OK, so we've talked about how to make your customers feel more secure, but what about you? What about your liability? What about your losses? Merchants and financial institutions are the ones who pay when credit/debit card fraud occurs. According to the August 2013 Nilson Report, this fraud amounted to a staggering $11.3 billion in 2012; card issuers had to cover 63 percent of those losses, while merchants ate the other 37 percent [sources: Kiernan, The Nilson Report]. There are some ways you can keep such fraud to minimum. Here are a few of the best ones [source: Campbell]:
- Keep a record of credit card numbers. If one customer enters five or more different ones, especially in one day, it's likely fraud.
- Make sure your system requires credit cards' security code.

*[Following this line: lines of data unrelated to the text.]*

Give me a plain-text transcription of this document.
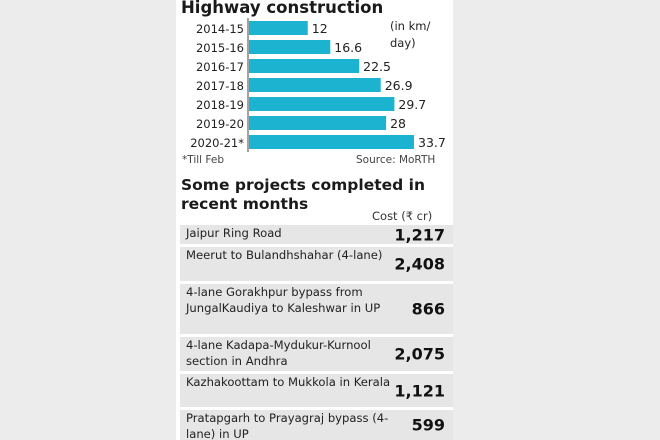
Highway construction
(in km/ day)
2014-15	12
2015-16	16.6
2016-17	22.5
2017-18	26.9
2018-19	29.7
2019-20	28
2020-21*	33.7
*Till Feb	Source: MoRTH
Some projects completed in recent months
Cost (₹ cr)
Jaipur Ring Road	1,217
Meerut to Bulandhshahar (4-lane) 2,408
4-lane Gorakhpur bypass from JungalKaudiya to Kaleshwar in UP	866
4-lane Kadapa-Mydukur-Kurnool section in Andhra	2,075
Kazhakoottam to Mukkola in Kerala 1,121
Pratapgarh to Prayagraj bypass (4-lane) in UP	599
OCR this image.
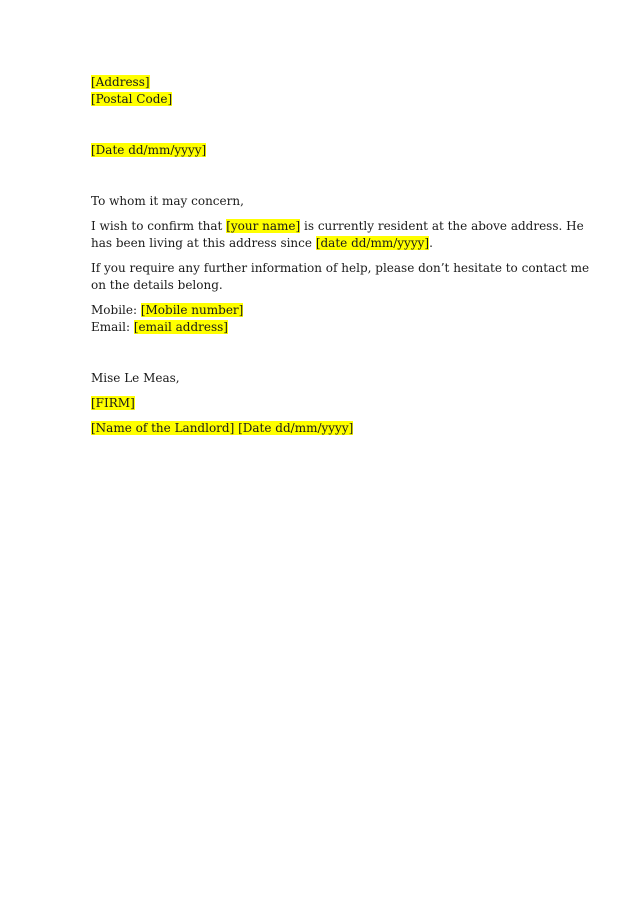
[Address]
[Postal Code]
[Date dd/mm/yyyy]

To whom it may concern,

I wish to confirm that [your name] is currently resident at the above address. He
has been living at this address since [date dd/mm/yyyy].

If you require any further information of help, please don’t hesitate to contact me
on the details belong.

Mobile: [Mobile number]
Email: [email address]

Mise Le Meas,

[FIRM]

[Name of the Landlord] [Date dd/mm/yyyy]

- Watch out for transactions with different billing and shipping addresses, especially if the order asks for expedited shipping. They're not necessarily fraudulent, but often are. If the order is large, try to match the phone number given with the shipping address.
- If the customer is -- or appears to be -- a business, check the Web address (often the last part of the email address is the Web address). If the website doesn't match the information you were given, don't fill the order until you can verify further.
- Check the IP location and credit card address; they should match. Or restrict IP addresses to countries where you ship.
- Watch out for orders that originate, or are to be shipped, out of the country.
- Restrict the number of times someone can enter incorrect credit card information.